I think "CXL Reset as operations against CXL objects" is large already
proposed as [1]. However, it's specifically for type2 devices, so we
can ignore some of the complications, such as interleaved cache
coherence, of a type3 use case.

[1]https://lore.kernel.org/all/20260306092322.148765-1-smadhavan@xxxxxxxxxx/

> > > > (b) Re-implement or delegate everything vfio-pci-core provides — config
> > > > space, BAR regions, IRQs, DMA, FLR, and VFIO container management —
> > >
> > > What is the argument against a library?
> >
> > vfio-pci-core is already a library, the extensions to support CXL as an
> > enlightenment of vfio-pci is also a library. The issue is that a
> > vfio-cxl PCI driver module presents more issues than simply code
> > organization.
>
> Understood. As I conceded above my concerns are complications that a
> vfio-cxl module does not solve cleanly.
>
> > > > (c) present to userspace through a new device model distinct from
> > > > vfio-pci.
> > >
> > > CXL is a distinct operational model. What breaks if userspace is
> > > required to explicitly account for CXL passhthrough?
> >
> > The entire virtualization stack needs to gain an understanding of the
> > intended use case of the device rather than simply push a PCI device
> > with CXL capabilities out to the guest.
>
> Agree.
>
> > > > This is a significant new surface. QEMU's CXL passthrough support already
> > > > builds on vfio-pci: it receives the PCI device via VFIO, reads the
> > > > VFIO_DEVICE_INFO_CAP_CXL capability chain, and exposes the CXL topology.
> > > > A vfio-cxl object model would require non-trivial QEMU changes for something
> > > > that already works in the enlightened vfio-pci model.
> > >
> > > What specifically about a kernel code organization choice affects the
> > > QEMU implementation? A uAPI is kernel code organization agnostic.
> > >
> > > The concern is designing ourselves into a PCI corner when longterm QEMU
> > > benefits from understanding CXL objects. For example, CXL error handling
> > > / recovery is already well on its way to being performed in terms of CXL
> > > port objects.
> >
> > Are you suggesting that rather than using the PCI device as the basis
> > for assignment to a userspace driver or VM that we make each port
> > objects assignable and somehow collect them into configuration on top of
> > a PCI device? I don't think these port objects are isolated for such a
> > use case. I'd like to better understand how you envision this to work.
>
> No, simply that CXL operations relative to that assigned PCI device are
> serviced by the CXL core. The object to manage over reset is subject to
> CPU speculative reads and potentially interleave, I think it breaks the
> PCI expectations of local device scope operations.
>
> If CXL Reset in particular stays out of the PCI core it at least
> requires something CXL enlightened to be loaded, and at a minimum I do
> not think that "something CXL enlightened" should be the PCI core.
>
> There is a reason the CXL specification decided to block secondary bus
> reset by default.
>
> > The organization of the code in the kernel seems 90%+ the same whether
> > we enlighten vfio-pci to detect and expose CXL features or we create a
> > separate vfio-cxl PCI driver only for CXL devices, but the userspace
> > consequences are increased significantly.
>
> Agree.
>
> > > > 4. Module dependency
> > > > ====================
> > > >
> > > > Current solution: CONFIG_VFIO_CXL_CORE depends on CONFIG_CXL_BUS. We do not
> > > > add CXL knowledge to the PCI core;
> > >
> > > drivers/pci/cxl.c
> >
> > This is largely a consequence of CXL_BUS being a loadable module.
>
> Yes, the question is why does that matter for CXL enlightened operation?
> Simply do not burden the PCI core to learn all the CXL concerns.

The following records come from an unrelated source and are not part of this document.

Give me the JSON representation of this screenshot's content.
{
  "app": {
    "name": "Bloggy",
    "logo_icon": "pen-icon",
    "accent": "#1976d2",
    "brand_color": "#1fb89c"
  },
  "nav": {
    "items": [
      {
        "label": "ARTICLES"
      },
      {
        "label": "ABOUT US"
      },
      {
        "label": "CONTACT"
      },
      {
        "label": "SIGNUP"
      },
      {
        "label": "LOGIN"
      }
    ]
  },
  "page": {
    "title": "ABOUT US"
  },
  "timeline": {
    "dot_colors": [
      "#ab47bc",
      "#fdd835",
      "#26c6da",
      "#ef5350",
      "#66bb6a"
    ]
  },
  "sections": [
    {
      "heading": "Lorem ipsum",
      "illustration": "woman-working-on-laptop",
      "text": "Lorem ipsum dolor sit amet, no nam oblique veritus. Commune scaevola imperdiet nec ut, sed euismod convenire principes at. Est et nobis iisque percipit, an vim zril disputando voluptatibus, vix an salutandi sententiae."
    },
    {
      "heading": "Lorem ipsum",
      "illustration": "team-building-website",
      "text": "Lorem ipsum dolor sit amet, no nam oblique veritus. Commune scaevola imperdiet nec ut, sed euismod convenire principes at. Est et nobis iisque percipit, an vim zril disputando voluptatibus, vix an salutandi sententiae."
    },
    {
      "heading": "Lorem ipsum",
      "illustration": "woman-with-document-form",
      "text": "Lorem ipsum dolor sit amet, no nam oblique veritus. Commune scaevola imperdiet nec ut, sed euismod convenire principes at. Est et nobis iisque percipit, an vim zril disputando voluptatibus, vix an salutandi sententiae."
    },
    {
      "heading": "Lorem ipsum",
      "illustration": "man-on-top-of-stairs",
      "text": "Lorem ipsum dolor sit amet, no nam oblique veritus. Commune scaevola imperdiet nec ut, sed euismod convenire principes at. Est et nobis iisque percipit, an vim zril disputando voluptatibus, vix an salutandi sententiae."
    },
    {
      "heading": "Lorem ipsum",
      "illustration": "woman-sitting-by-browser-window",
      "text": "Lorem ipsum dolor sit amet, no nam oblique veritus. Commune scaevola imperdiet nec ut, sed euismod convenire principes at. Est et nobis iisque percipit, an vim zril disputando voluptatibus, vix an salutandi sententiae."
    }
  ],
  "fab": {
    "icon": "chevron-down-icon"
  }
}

How do we then proceed relative to save/restore of CXL state based on a
PCI reset? Should CXL core register a save/restore handler with PCI
core or does PCI core reach out for a symbol from CXL core to support
save/restore?

If CXL core is not loaded, are we ok with silently losing CXL state
across a PCI reset, ie. assume that state is unused currently and accept
the risk of losing preconfigured decoders?

Does PCI core need to be involved in suppressing SBR?

Thanks,
Alex